From the Mailbag
Last time, I promised you, my readers, that I was going to cobble together bits of sex questions people had brought up when I asked for topics to write about, and answer them. I am answering one today. But I’d promised quotations, and honestly? They all overlap and they’re twitter DMs and they’re a grammatical mess written at 2 am… so I’m writing what they asked more neatly. This is a “Dear Laura” letter, and if you don’t like that I faked it, you can move on to another post.
I like casual sex, sometimes, whether with friends or just Tinder interests who don’t seem like a good relationship fit. I also want serious relationships out of my dating, I just haven’t met anyone serious in a while. My partner is judgemental about this because he thinks that the whole point of polyamory is avoiding casual sex- “that’s swinging. Why would you bother with that? That isn’t polyamory” He spends weeks getting to know people deeply before starting to have sex with them. I think we both just have different dating styles, but he’s turning it into a philosophical battle and we keep going in circles, because I think the way he says it is judgemental and slut shaming, and he gets mad about that but still holds firm. I think you can be polyamorous and still have casual sex, he thinks you can’t. Who is right and how do we stop having this circular argument?
The good and bad thing about relationship philosophy is that no one is ever really right. You and your partner, however, have to figure out a way to have this conversation that first, isn’t a fight, and second, includes what’s really bothering each of you about this situation. I only have one side to work from, but it sounds like you’re getting caught in a kneejerk reaction to being told what you’re doing “isn’t polyamory,” as well as needing your partner to be on board with the way you date, and like your partner has some baggage to unpack around casual sex and around a little bit of a superiority thing around polyamory vs. other kinds of ethical nonmonogamy.

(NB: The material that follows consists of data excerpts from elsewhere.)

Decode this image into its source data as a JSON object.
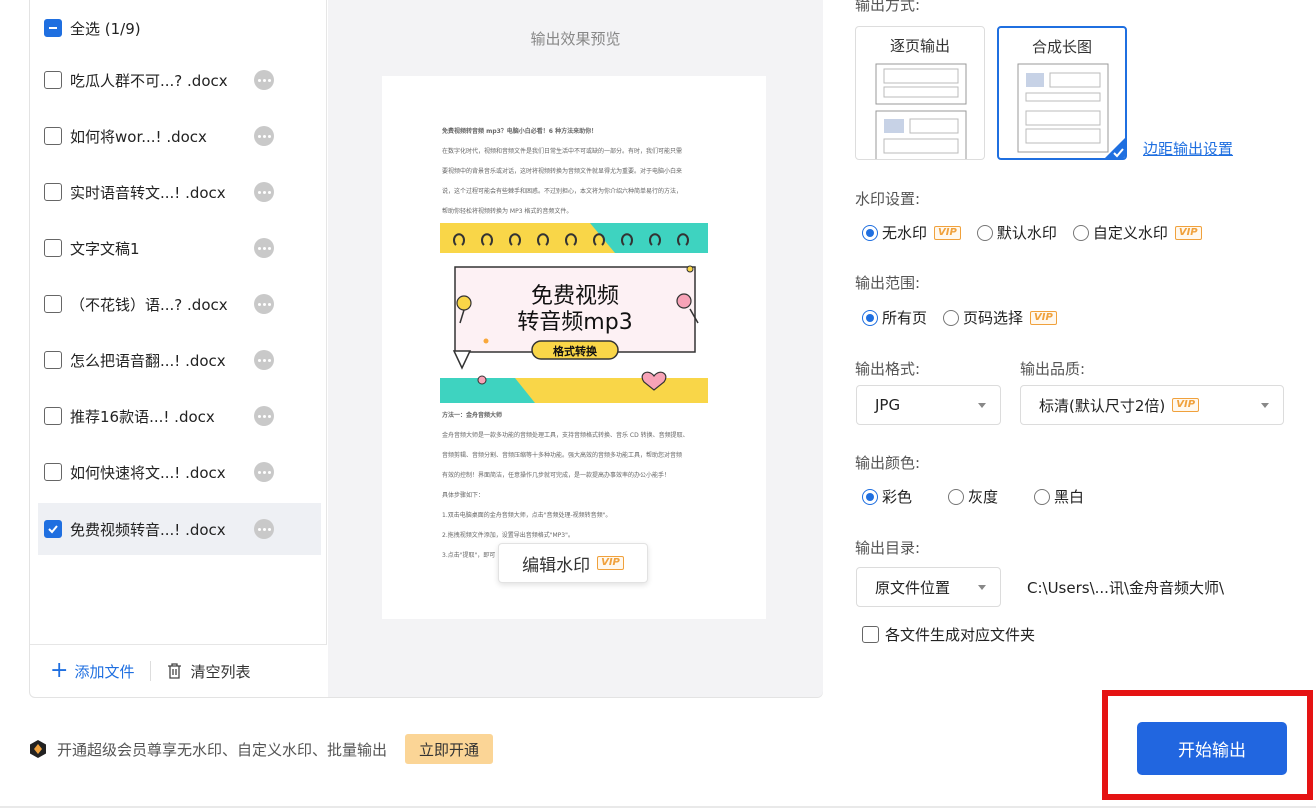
{
  "file_list": {
    "select_all_label": "全选 (1/9)",
    "files": [
      {
        "name": "吃瓜人群不可...? .docx",
        "checked": false
      },
      {
        "name": "如何将wor...! .docx",
        "checked": false
      },
      {
        "name": "实时语音转文...! .docx",
        "checked": false
      },
      {
        "name": "文字文稿1",
        "checked": false
      },
      {
        "name": "（不花钱）语...? .docx",
        "checked": false
      },
      {
        "name": "怎么把语音翻...! .docx",
        "checked": false
      },
      {
        "name": "推荐16款语...! .docx",
        "checked": false
      },
      {
        "name": "如何快速将文...! .docx",
        "checked": false
      },
      {
        "name": "免费视频转音...! .docx",
        "checked": true
      }
    ],
    "add_file_label": "添加文件",
    "clear_list_label": "清空列表"
  },
  "preview": {
    "title": "输出效果预览",
    "doc_lines_top": [
      "免费视频转音频 mp3？电脑小白必看！6 种方法来助你！",
      "在数字化时代，视频和音频文件是我们日常生活中不可或缺的一部分。有时，我们可能只需",
      "要视频中的背景音乐或对话，这时将视频转换为音频文件就显得尤为重要。对于电脑小白来",
      "说，这个过程可能会有些棘手和困惑。不过别担心，本文将为你介绍六种简单易行的方法，",
      "帮助你轻松将视频转换为 MP3 格式的音频文件。"
    ],
    "art_title_line1": "免费视频",
    "art_title_line2": "转音频mp3",
    "art_tag": "格式转换",
    "doc_lines_bottom": [
      "方法一：金舟音频大师",
      "金舟音频大师是一款多功能的音频处理工具，支持音频格式转换、音乐 CD 转换、音频提取、",
      "音频剪辑、音频分割、音频压缩等十多种功能。强大高效的音频多功能工具，帮助您对音频",
      "有效的控制！界面简洁，任意操作几步就可完成，是一款提高办事效率的办公小能手！",
      "具体步骤如下：",
      "1.双击电脑桌面的金舟音频大师，点击\"音频处理-视频转音频\"。",
      "2.拖拽视频文件添加，设置导出音频格式\"MP3\"。",
      "3.点击\"提取\"，即可"
    ],
    "watermark_button_label": "编辑水印"
  },
  "settings": {
    "output_mode_label": "输出方式:",
    "mode_page": "逐页输出",
    "mode_long": "合成长图",
    "margin_link": "边距输出设置",
    "watermark_label": "水印设置:",
    "watermark_options": [
      "无水印",
      "默认水印",
      "自定义水印"
    ],
    "range_label": "输出范围:",
    "range_options": [
      "所有页",
      "页码选择"
    ],
    "format_label": "输出格式:",
    "format_value": "JPG",
    "quality_label": "输出品质:",
    "quality_value": "标清(默认尺寸2倍)",
    "color_label": "输出颜色:",
    "color_options": [
      "彩色",
      "灰度",
      "黑白"
    ],
    "dir_label": "输出目录:",
    "dir_value": "原文件位置",
    "dir_path": "C:\\Users\\...讯\\金舟音频大师\\",
    "folder_checkbox": "各文件生成对应文件夹",
    "vip": "VIP"
  },
  "footer": {
    "promo_text": "开通超级会员尊享无水印、自定义水印、批量输出",
    "open_button": "立即开通",
    "start_button": "开始输出"
  },
  "colors": {
    "accent": "#2166e0",
    "highlight": "#e51313",
    "vip": "#f0a13c"
  }
}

However, him telling you you’re overreacting to his language and you telling him that he’s got a superiority complex are probably exactly how you end up having the same fight over and over. Let’s think about how to break the cycle. At a time when you aren’t having this fight, ask him if you can talk about it. Find out (if you don’t know already) if he has a history with swinging or other kinds of nonmonogamy that make him feel like he has to distance himself from that behavior or those stereotypes, or if he has concerns with making polyamory “look good” to family and friends as he’s hoping to introduce them to partners and thinks there will be discomfort around you dating around in the way you prefer. Try to use “I” statements around the parts of the conversation that involve your feelings; “I feel badly about not being ‘poly enough’ for your standards when you bring this up so often” rather than “you make me feel bad because you keep bringing this up” is a tiny difference that can make a world of difference in how a message is received. If it really is a “polyamory is better and this is how you do it” thing, then pointing out that this is an interpretation of a relationship style and it doesn’t obligate him to do anything he doesn’t want for you to seek sexual connection even in cases where you aren’t romantic is pretty much all you can do.

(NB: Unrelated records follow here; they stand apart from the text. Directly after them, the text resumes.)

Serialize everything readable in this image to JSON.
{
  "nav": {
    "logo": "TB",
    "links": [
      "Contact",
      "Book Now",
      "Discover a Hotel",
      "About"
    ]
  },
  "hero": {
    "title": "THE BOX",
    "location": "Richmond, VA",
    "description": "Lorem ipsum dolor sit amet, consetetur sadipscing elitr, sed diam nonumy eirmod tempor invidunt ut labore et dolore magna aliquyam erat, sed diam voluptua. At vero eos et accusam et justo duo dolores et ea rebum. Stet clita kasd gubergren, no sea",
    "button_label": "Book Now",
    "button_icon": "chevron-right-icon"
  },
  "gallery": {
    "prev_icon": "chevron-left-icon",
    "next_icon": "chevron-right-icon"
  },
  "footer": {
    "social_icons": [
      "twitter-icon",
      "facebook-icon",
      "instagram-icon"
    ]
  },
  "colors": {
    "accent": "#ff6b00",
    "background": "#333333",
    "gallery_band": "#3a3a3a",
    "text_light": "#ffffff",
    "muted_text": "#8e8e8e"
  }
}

Be prepared that his answers might reveal some of the sex-negativity you accuse him of in fights - and just like you get mad at the implication you’re not polyamorous enough, but also are unsure enough about it to ask me my opinion just in case you’re wrong, he might be just a little bit caught in cultural sex-negativity. He doesn’t mean to be slut-shaming...but he’s got concerns about casual sex that include things that are kind of slut-shaming, like being worried about what people will think of you if you ‘get around,’ or not knowing much about STI risks but being worried overall, even if you test frequently.

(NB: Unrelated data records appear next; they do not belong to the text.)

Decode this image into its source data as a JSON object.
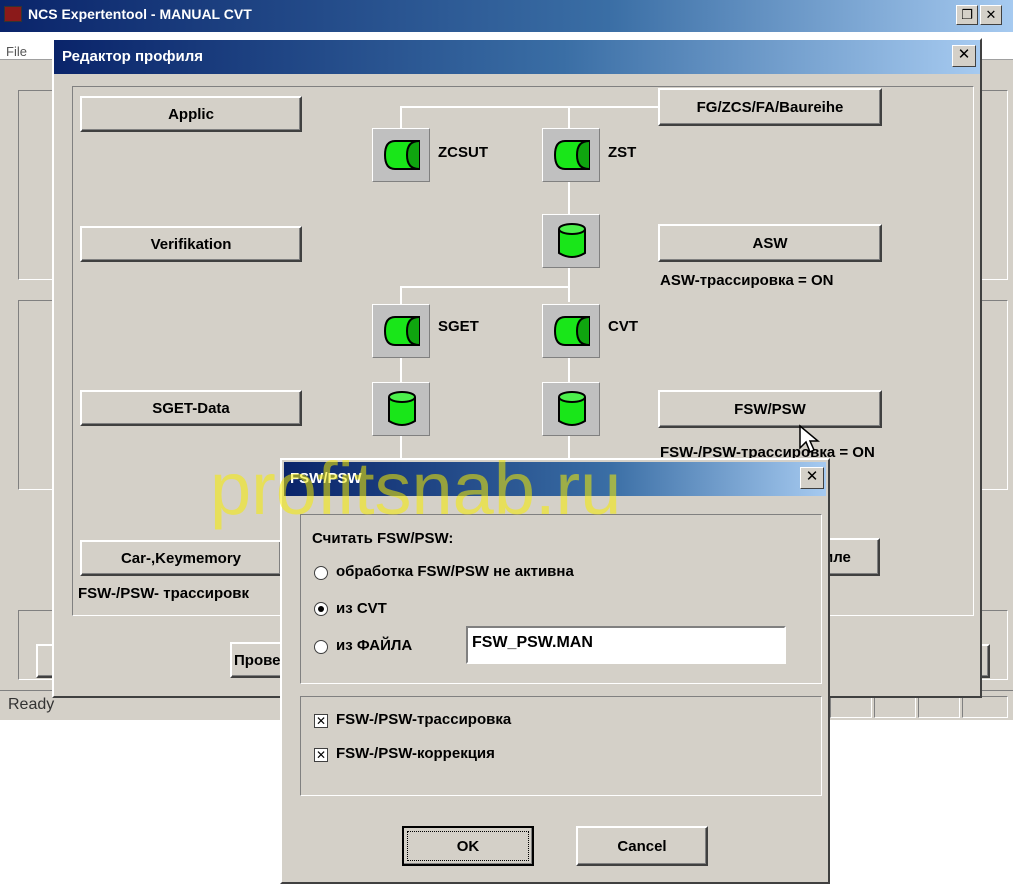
{
  "main_window": {
    "title": "NCS Expertentool - MANUAL CVT",
    "menu_file": "File",
    "status": "Ready",
    "behind_button": "Прове"
  },
  "editor": {
    "title": "Редактор профиля",
    "buttons": {
      "applic": "Applic",
      "verifikation": "Verifikation",
      "sget_data": "SGET-Data",
      "car_keymemory": "Car-,Keymemory",
      "fg_zcs": "FG/ZCS/FA/Baureihe",
      "asw": "ASW",
      "fsw_psw": "FSW/PSW",
      "file_partial": "иле"
    },
    "labels": {
      "asw_trace": "ASW-трассировка = ON",
      "fsw_trace": "FSW-/PSW-трассировка = ON",
      "car_trace": "FSW-/PSW- трассировк"
    },
    "nodes": {
      "zcsut": "ZCSUT",
      "zst": "ZST",
      "sget": "SGET",
      "cvt": "CVT"
    }
  },
  "fsw_dialog": {
    "title": "FSW/PSW",
    "group_label": "Считать FSW/PSW:",
    "options": [
      {
        "label": "обработка FSW/PSW не активна",
        "selected": false
      },
      {
        "label": "из CVT",
        "selected": true
      },
      {
        "label": "из ФАЙЛА",
        "selected": false
      }
    ],
    "file_value": "FSW_PSW.MAN",
    "checkboxes": [
      {
        "label": "FSW-/PSW-трассировка",
        "checked": true
      },
      {
        "label": "FSW-/PSW-коррекция",
        "checked": true
      }
    ],
    "ok": "OK",
    "cancel": "Cancel"
  },
  "watermark": "profitsnab.ru",
  "colors": {
    "titlebar_dark": "#0a246a",
    "titlebar_light": "#a6caf0",
    "node_green": "#19e619",
    "face": "#d4d0c8"
  },
  "icons": [
    "close-icon",
    "restore-icon",
    "process-node-icon",
    "database-icon",
    "radio-icon",
    "checkbox-icon",
    "mouse-cursor-icon"
  ]
}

And that’s where the two of you might have to look at your agreements. If, in theory, both of you have agreed you can choose when to start having sex with anyone you’re seeing without consulting, but he’s actually uncomfortable with how that’s worked out… it needs addressing, and not in a passive-aggressive, guilt you into a fight way. You need to figure out if he’s worried about STIs and if using different safer sex methods or getting him more information on real life risk levels “fix” that, if that’s a change you’re willing to make. He needs to find out if he’s making assumptions based on the wrong information, and if he has the right information but is still uncomfortable, he needs to figure out a boundary, an action he can take himself, that makes him more comfortable. Figuring that out might include “ask partner if they’re willing to use barriers for this additional action or test more often” but if his partner won’t, are there steps he can take that he isn’t (using barriers with you if he isn’t, for example) to feel safer? If not, the two of you might be incompatible in how you practice this, and depending on how long you’ve been together and how entwined your lives are, one or both of you might decide to change your behavior to make your partner happier, or you might decide that this incompatibility is The End for this relationship.
Love and good luck in all your conversations,
(Really though, to the handful of people who sent me variations on this, good luck! It’s a hard situation to navigate, and I hope you make it through with everyone happy with the result.)